Cathedral in Moscow, Russia

The Cathedral of the Savior of the Holy Face (Собо́р Спа́са Нерукотво́рного О́браза), commonly known as Verkhospassky Cathedral (Верхоспасский собор), is an Orthodox church and the cathedral of the Grand Kremlin Palace. It was built from 1635 to 1636 by Bazhen Ogurtsov, Antip Konstantinov, Trefil Sharutin and Larion Ushakov. It is part of the complex of house churches of Russian tsars at the Terem Palace. The church is closed for free visits and services are not performed there.

== Terem Churches ==
Verkhospassky Cathedral is part of the complex of house churches at the Terem Palace. They end with eleven gilded domes, which are visible from the Cathedral Square to the right of the Palace of Facets. On the ground floor of the building is the church of St. Catherine, above it is the Church of the Resurrection of the Word. Five northern domes belong to these temples. At the level of the second floor is the Verkhospassky Cathedral, which includes five southern domes.
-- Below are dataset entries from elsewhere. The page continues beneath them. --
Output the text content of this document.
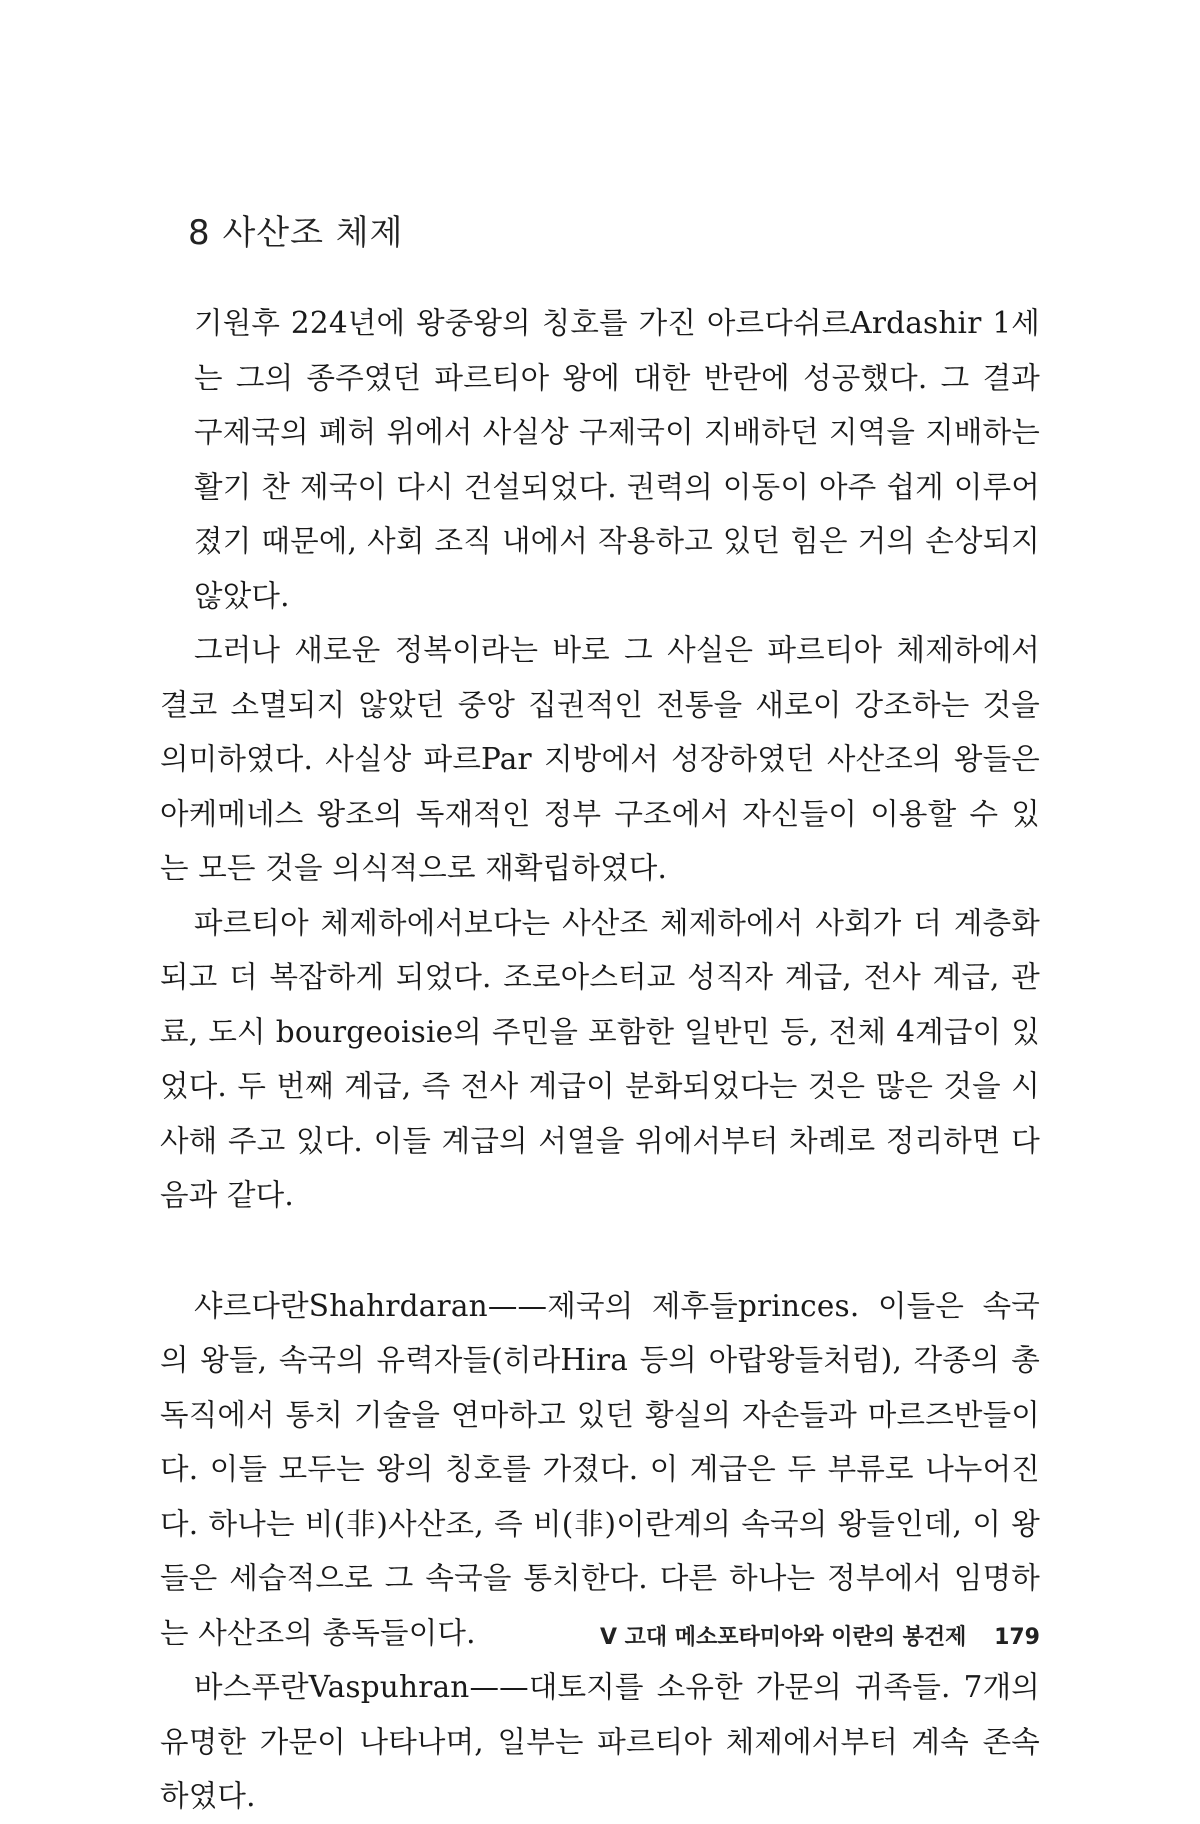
8 사산조 체제

기원후 224년에 왕중왕의 칭호를 가진 아르다쉬르Ardashir 1세는 그의 종주였던 파르티아 왕에 대한 반란에 성공했다. 그 결과 구제국의 폐허 위에서 사실상 구제국이 지배하던 지역을 지배하는 활기 찬 제국이 다시 건설되었다. 권력의 이동이 아주 쉽게 이루어졌기 때문에, 사회 조직 내에서 작용하고 있던 힘은 거의 손상되지 않았다.

그러나 새로운 정복이라는 바로 그 사실은 파르티아 체제하에서 결코 소멸되지 않았던 중앙 집권적인 전통을 새로이 강조하는 것을 의미하였다. 사실상 파르Par 지방에서 성장하였던 사산조의 왕들은 아케메네스 왕조의 독재적인 정부 구조에서 자신들이 이용할 수 있는 모든 것을 의식적으로 재확립하였다.

파르티아 체제하에서보다는 사산조 체제하에서 사회가 더 계층화되고 더 복잡하게 되었다. 조로아스터교 성직자 계급, 전사 계급, 관료, 도시 bourgeoisie의 주민을 포함한 일반민 등, 전체 4계급이 있었다. 두 번째 계급, 즉 전사 계급이 분화되었다는 것은 많은 것을 시사해 주고 있다. 이들 계급의 서열을 위에서부터 차례로 정리하면 다음과 같다.

샤르다란Shahrdaran——제국의 제후들princes. 이들은 속국의 왕들, 속국의 유력자들(히라Hira 등의 아랍왕들처럼), 각종의 총독직에서 통치 기술을 연마하고 있던 황실의 자손들과 마르즈반들이다. 이들 모두는 왕의 칭호를 가졌다. 이 계급은 두 부류로 나누어진다. 하나는 비(非)사산조, 즉 비(非)이란계의 속국의 왕들인데, 이 왕들은 세습적으로 그 속국을 통치한다. 다른 하나는 정부에서 임명하는 사산조의 총독들이다.

바스푸란Vaspuhran——대토지를 소유한 가문의 귀족들. 7개의 유명한 가문이 나타나며, 일부는 파르티아 체제에서부터 계속 존속하였다.

V 고대 메소포타미아와 이란의 봉건제 179
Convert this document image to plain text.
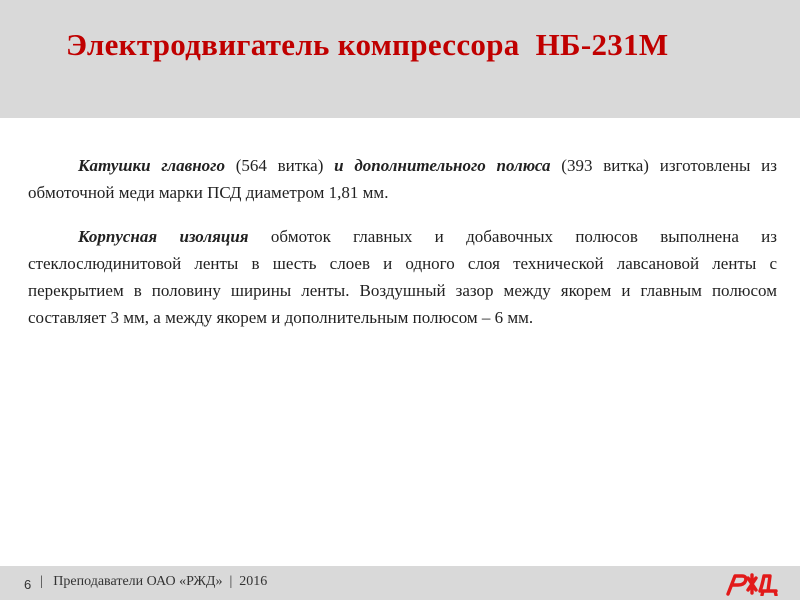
Электродвигатель компрессора  НБ-231М

Катушки главного (564 витка) и дополнительного полюса (393 витка) изготовлены из обмоточной меди марки ПСД диаметром 1,81 мм.

Корпусная изоляция обмоток главных и добавочных полюсов выполнена из стеклослюдинитовой ленты в шесть слоев и одного слоя технической лавсановой ленты с перекрытием в половину ширины ленты. Воздушный зазор между якорем и главным полюсом составляет 3 мм, а между якорем и дополнительным полюсом – 6 мм.

6 |   Преподаватели ОАО «РЖД»  |  2016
Church of the Crucifixion of Christ (Exaltation of the Holy Cross) belongs to the central chapter.

The Church of the Great Martyr Catherine is located in the second tier of the Terem Palace opposite the Tsarina's Golden Chamber. It was built in 1627 by Englishman John Thaler on the site of a burnt wooden church. It was restored after the Trinity fire in 1737, when only a few icons of the lower tier of the iconostasis were preserved. In 1843, according to the project of Dmitry Chichagov, the interior was completely redesigned, the new iconostasis was made by Fedor Solntsev.

The Church of the Martyr Evdokia was built over St. Catherine Church in 1654, in 1681 it was re-consecrated in honor of the Resurrection of the Word. It is located at the level of the Verkhospassky Cathedral, to the north of it. The Church of the Crucifixion of Christ was built over the Ioannovsky chapel of the Verkhospassky Cathedral between 1679 and 1681.